Finding the length of a string

Go:
Finding the length of a string

How to:

In Go, strings are treated as immutable bytes sequences. You can find the length of a string using the built-in len() function which returns the number of bytes, not necessarily the number of characters. Here’s how to use it:

package main

import (
	"fmt"
	"unicode/utf8"
)

func main() {
	// Using len() to find the byte length
	str := "Hello, 世界"
	byteLength := len(str)
	fmt.Println("Byte Length:", byteLength) // Output: Byte Length: 13

	// To accurately get the number of characters or runes in a string
	runeLength := utf8.RuneCountInString(str)
	fmt.Println("Rune Length:", runeLength) // Output: Rune Length: 9
}

The first method using len() might not always give the expected result since it counts bytes. For strings containing non-ASCII characters (like “世界”), RuneCountInString from the unicode/utf8 package should be used instead to count Unicode code points accurately.

Deep Dive

Before Go 1, there was no strict demarcation for handling strings as sequences of bytes versus sequences of characters. Post Go 1, the adoption of UTF-8 as the standard encoding scheme for strings necessitated clearer approaches. The len() function works perfectly for ASCII strings, where characters are represented in a single byte. However, as Go applications became more global, and the need to support a plethora of languages and character sets grew, the simplistic approach of len() showed limitations.

The introduction and use of utf8.RuneCountInString() answer these limitations by providing a way to count actual Unicode characters (runes in Go terminology). This method ensures that the length calculation is independent of the encoding specifics of UTF-8, where characters might span multiple bytes.
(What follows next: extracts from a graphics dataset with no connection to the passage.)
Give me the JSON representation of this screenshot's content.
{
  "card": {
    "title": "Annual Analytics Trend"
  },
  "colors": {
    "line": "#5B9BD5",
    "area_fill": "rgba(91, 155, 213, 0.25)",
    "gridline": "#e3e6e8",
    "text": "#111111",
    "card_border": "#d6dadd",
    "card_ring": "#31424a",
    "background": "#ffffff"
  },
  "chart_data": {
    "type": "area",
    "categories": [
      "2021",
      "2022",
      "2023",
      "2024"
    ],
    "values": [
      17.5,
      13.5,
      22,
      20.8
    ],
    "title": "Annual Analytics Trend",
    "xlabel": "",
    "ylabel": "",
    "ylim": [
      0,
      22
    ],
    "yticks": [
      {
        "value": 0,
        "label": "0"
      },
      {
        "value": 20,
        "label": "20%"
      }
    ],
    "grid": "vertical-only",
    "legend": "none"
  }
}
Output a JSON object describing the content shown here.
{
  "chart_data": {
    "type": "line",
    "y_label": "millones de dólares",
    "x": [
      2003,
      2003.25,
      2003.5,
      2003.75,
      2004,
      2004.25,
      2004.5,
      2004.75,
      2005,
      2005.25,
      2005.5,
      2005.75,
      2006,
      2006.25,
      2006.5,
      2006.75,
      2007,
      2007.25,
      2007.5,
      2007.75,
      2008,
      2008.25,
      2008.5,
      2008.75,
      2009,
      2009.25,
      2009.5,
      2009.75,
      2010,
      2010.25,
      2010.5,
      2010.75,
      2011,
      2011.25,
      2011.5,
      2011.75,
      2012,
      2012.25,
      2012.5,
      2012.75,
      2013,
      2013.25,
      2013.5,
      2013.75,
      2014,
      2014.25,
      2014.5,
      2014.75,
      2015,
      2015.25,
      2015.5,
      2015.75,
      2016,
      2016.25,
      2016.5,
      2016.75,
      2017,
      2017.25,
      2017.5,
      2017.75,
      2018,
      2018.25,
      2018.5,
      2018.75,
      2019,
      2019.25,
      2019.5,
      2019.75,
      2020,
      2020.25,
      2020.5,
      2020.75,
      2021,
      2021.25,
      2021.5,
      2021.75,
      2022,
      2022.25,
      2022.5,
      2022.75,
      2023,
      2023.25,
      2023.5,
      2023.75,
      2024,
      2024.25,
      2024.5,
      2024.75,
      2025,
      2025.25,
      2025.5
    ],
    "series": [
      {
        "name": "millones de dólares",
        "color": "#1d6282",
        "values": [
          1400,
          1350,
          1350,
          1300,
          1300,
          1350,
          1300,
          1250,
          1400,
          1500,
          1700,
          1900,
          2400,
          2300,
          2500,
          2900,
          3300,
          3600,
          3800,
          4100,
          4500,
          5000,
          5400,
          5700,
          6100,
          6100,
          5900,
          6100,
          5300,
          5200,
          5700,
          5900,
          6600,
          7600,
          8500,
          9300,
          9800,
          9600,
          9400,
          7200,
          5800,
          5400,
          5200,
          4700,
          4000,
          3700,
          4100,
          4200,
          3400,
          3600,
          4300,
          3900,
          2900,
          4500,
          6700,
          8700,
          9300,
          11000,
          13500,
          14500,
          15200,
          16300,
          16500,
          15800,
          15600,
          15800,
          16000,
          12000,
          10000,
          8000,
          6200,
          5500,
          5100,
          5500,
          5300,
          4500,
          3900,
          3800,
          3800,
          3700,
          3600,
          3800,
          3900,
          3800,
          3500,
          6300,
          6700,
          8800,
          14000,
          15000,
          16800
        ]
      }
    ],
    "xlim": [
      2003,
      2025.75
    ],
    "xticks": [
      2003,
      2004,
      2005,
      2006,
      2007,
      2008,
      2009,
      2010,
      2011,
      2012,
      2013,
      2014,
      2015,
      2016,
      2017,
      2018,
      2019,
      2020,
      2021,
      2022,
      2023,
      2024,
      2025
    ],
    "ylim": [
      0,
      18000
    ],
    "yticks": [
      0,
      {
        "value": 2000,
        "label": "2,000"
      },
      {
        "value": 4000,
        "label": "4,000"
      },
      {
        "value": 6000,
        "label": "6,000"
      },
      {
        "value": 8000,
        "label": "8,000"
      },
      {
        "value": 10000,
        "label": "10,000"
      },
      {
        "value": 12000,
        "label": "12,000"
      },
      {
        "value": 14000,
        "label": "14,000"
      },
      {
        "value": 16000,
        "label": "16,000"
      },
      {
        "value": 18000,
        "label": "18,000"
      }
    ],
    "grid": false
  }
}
An alternative approach for traversing and manipulating strings, more in line with Go’s concurrency and efficiency ethos, might involve treating strings as slices of runes. However, this method necessitates a conversion step and doesn’t instantly solve all the intricacies of Unicode (e.g., combining characters).

In summary, while len() is suitable for byte length and is efficient for ASCII text, utf8.RuneCountInString() is a more reliable choice for a globally compatible application. Yet, developers are encouraged to understand the trade-offs in performance and memory usage that these choices entail.